Unfortunately, it's going to be very difficult to diagnose your problem without having the psd file for this image in front of us. Without it, the discussion will just be little more than one guess after another.
Here's a possible way around this: Since the old psd file is in storage, can you reproduce the problem with a new image and then send us that psd file?
With respect to this image, here are some of my observations:
1. It looks identical whether I view it in PS, Windows Photo Viewer, XnView, Firefox, or Irfanview. BTW, don't use the little preview version generated for in-line display in the forum thread for evaluation -- instead, drill down till you get to the original. I should point out that I have done my own tests on the forum image uploading software and find that after you drill down by clicking on the forum image several times, the final image you retrieve is bit-for-bit identical to the image that one uploaded, so there is no problem with data modification by the forum software, as long as you don't rely on the little in-line preview image.
2. I see only extremely minor posterization in the overall image. In addition, I separately examined the R, G, B channels, as well as H, S, and L channels that I generated from your image. They also looked fine.
3. The only way I could make the minor posterization visible was to use a local contrast enhancing technique that wildly exaggerates it. The 1st attached image shows the result of this.

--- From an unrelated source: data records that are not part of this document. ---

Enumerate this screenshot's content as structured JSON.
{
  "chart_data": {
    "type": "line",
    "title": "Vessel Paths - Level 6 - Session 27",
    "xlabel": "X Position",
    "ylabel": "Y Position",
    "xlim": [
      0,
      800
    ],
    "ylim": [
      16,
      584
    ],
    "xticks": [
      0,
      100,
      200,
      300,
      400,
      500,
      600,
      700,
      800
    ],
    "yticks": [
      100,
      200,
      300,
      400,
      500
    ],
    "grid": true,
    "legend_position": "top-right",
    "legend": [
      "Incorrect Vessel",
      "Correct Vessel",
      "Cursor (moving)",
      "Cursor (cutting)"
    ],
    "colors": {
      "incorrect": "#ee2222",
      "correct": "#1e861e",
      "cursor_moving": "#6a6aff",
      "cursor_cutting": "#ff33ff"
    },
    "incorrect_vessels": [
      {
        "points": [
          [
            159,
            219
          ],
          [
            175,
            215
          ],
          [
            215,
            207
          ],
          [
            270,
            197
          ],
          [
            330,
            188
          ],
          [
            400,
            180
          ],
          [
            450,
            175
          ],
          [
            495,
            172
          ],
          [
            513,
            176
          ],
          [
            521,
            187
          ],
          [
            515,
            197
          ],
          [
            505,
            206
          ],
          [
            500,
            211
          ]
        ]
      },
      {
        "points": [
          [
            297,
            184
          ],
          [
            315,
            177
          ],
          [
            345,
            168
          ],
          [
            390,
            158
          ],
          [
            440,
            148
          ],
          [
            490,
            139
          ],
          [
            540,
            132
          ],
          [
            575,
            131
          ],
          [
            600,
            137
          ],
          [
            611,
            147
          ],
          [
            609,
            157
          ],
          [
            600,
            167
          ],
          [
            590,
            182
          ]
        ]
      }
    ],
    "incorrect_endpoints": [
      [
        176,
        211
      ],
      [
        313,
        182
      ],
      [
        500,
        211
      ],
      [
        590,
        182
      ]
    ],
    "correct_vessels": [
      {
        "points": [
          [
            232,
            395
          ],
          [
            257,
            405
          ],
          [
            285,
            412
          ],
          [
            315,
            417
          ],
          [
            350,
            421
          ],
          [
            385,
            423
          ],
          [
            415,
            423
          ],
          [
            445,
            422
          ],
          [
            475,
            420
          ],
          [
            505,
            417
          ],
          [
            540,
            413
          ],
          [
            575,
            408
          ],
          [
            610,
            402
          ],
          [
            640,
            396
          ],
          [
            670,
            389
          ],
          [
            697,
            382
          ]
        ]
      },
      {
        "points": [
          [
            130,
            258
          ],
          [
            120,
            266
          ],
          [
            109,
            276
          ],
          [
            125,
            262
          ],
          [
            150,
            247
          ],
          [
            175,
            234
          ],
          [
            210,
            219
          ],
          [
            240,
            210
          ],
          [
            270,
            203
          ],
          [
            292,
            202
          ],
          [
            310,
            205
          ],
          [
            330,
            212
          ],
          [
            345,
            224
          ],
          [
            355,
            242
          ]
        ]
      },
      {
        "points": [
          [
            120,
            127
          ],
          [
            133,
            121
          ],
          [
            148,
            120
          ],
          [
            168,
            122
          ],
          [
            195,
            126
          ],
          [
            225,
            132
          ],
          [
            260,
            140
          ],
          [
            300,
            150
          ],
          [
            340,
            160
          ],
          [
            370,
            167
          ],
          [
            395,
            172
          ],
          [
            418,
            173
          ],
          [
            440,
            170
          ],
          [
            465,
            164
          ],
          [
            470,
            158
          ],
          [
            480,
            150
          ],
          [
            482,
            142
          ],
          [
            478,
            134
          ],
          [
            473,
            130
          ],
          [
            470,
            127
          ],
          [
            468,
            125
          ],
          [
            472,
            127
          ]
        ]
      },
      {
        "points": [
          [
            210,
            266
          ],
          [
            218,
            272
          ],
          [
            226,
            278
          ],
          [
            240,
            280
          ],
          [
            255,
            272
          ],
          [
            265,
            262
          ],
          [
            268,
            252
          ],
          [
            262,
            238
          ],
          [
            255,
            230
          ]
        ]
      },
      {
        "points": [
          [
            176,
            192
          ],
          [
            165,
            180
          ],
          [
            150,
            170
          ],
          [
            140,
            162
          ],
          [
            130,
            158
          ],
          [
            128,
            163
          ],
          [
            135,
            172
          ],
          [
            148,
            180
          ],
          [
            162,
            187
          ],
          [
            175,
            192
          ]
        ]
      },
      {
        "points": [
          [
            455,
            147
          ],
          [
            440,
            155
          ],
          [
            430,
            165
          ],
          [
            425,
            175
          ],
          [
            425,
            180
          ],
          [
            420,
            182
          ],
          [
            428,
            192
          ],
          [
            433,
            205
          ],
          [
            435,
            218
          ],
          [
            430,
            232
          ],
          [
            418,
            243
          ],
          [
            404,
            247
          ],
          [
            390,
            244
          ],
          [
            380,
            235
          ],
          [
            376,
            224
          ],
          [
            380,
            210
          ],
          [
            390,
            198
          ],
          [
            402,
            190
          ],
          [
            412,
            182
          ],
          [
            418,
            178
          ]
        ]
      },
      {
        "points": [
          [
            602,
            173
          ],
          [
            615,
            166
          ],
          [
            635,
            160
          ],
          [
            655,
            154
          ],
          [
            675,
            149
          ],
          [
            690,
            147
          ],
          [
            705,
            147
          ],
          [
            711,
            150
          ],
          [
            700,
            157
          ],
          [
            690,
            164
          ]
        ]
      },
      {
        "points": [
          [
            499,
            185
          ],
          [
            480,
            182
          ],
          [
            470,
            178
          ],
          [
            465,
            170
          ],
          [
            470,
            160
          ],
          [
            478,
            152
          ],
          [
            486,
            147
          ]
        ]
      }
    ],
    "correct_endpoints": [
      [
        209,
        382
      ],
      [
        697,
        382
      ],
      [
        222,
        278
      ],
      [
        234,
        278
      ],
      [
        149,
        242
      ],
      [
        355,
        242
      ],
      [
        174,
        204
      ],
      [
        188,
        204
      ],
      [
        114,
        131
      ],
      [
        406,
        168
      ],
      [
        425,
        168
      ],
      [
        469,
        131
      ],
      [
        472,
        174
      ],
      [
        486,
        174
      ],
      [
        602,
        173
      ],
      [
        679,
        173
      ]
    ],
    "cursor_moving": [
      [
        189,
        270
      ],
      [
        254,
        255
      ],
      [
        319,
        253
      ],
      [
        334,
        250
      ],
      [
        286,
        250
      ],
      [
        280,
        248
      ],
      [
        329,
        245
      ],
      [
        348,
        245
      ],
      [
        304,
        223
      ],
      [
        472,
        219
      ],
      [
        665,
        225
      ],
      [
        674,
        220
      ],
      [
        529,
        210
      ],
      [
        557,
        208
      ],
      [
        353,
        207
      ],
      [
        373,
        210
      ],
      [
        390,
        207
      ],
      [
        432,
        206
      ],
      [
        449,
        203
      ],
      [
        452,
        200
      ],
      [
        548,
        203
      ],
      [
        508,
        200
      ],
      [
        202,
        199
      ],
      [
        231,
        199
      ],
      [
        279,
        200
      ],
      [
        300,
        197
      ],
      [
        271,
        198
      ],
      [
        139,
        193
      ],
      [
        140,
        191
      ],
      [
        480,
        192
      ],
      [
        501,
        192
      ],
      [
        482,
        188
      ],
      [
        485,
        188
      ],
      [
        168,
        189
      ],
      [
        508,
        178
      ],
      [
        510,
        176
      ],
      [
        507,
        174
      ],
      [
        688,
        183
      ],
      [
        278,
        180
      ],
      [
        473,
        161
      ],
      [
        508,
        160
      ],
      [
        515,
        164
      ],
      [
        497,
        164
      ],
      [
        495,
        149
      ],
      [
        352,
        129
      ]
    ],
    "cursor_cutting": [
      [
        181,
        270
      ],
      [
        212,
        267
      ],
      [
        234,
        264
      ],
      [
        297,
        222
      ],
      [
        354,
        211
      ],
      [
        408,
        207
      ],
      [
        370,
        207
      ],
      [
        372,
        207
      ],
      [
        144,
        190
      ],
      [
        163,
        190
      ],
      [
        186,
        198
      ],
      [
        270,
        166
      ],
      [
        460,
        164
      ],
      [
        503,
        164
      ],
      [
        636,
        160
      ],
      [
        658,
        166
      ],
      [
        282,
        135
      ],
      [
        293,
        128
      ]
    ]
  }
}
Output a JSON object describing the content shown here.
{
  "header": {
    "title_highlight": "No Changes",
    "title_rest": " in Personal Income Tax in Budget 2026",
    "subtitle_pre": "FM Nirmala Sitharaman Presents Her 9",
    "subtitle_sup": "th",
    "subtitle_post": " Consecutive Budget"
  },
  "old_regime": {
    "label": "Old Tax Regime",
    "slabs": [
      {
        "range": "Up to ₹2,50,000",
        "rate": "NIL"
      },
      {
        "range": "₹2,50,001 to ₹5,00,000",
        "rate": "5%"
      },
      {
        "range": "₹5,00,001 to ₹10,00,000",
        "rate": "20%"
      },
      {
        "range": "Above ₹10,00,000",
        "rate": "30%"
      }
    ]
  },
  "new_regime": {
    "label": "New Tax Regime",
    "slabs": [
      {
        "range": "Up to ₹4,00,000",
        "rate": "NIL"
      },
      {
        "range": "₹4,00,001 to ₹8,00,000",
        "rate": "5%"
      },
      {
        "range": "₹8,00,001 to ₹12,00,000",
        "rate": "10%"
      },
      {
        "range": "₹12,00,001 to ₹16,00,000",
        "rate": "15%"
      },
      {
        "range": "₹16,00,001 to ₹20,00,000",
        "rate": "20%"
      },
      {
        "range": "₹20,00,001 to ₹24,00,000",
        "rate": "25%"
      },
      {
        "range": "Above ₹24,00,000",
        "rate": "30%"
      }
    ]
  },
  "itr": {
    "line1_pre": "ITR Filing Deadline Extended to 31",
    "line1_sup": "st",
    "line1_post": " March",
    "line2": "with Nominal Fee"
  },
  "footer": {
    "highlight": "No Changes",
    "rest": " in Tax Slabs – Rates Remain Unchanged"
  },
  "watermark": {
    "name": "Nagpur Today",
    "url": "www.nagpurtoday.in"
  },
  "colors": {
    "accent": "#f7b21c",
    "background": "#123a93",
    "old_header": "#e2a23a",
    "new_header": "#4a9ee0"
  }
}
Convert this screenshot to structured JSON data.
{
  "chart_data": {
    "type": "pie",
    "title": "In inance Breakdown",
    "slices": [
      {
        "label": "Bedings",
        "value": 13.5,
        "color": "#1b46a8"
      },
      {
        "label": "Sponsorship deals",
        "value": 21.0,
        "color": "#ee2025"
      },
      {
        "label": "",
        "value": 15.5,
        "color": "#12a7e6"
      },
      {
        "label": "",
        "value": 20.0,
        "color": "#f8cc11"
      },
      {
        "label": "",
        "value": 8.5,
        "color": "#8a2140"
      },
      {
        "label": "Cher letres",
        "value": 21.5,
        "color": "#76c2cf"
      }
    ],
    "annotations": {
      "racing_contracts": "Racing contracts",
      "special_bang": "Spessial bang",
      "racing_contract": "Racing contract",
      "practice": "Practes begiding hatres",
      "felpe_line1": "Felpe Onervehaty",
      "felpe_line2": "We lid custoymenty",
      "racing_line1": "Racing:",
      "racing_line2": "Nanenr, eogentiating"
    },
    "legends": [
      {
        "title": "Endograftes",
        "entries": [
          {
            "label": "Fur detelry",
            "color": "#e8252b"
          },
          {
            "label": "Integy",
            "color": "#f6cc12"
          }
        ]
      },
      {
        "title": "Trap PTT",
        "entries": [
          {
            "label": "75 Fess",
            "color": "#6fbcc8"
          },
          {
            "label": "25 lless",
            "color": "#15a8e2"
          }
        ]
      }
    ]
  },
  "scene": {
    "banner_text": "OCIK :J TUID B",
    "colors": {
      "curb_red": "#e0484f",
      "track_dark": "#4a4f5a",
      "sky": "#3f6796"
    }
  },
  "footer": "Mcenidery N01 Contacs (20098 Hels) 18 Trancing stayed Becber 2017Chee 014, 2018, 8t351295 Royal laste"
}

To give you a sense of what you are seeing, next, I intentionally posterized your image to 26 levels and then applied the same visualization technique to the version I intentionally posterized. As you can see, the extra posterization is plainly visible.
Without the artifact enhancement technique, even the intentionally added posterization would hardly be noticed by most viewers.
4. As you can see, the areas in which I found the most obvious (but minor) posterization (eg, the cheeks and forehead) are not the same areas that concern you. It is widely known that posterization is usually only a problem in broad areas of smoothly varying color / brightness. It is rarely a problem in highly detailed areas like hair or edges, the areas of concern to you. Is it possible you are seeing some other artifact and calling it "posterization"? I examined those areas for other artifacts such as sharpening halos and "stair-stepping". Any significant JPG compression artifacts would have shown up immediately with my local contrast enhancing technique. To be honest, I didn't see any artifacts of significance.
So, at this point, unfortunately, I really don't know what to tell you. IMHO, other than being a bit more heavily saturated and maybe softened a bit more than I prefer, IMHO, it looks like a very reasonable image, and I'm not know for soft-pedaling technical criticism.
Perhaps, as I suggested above, you can force the effect on a new image and we can figure out what's going on using that?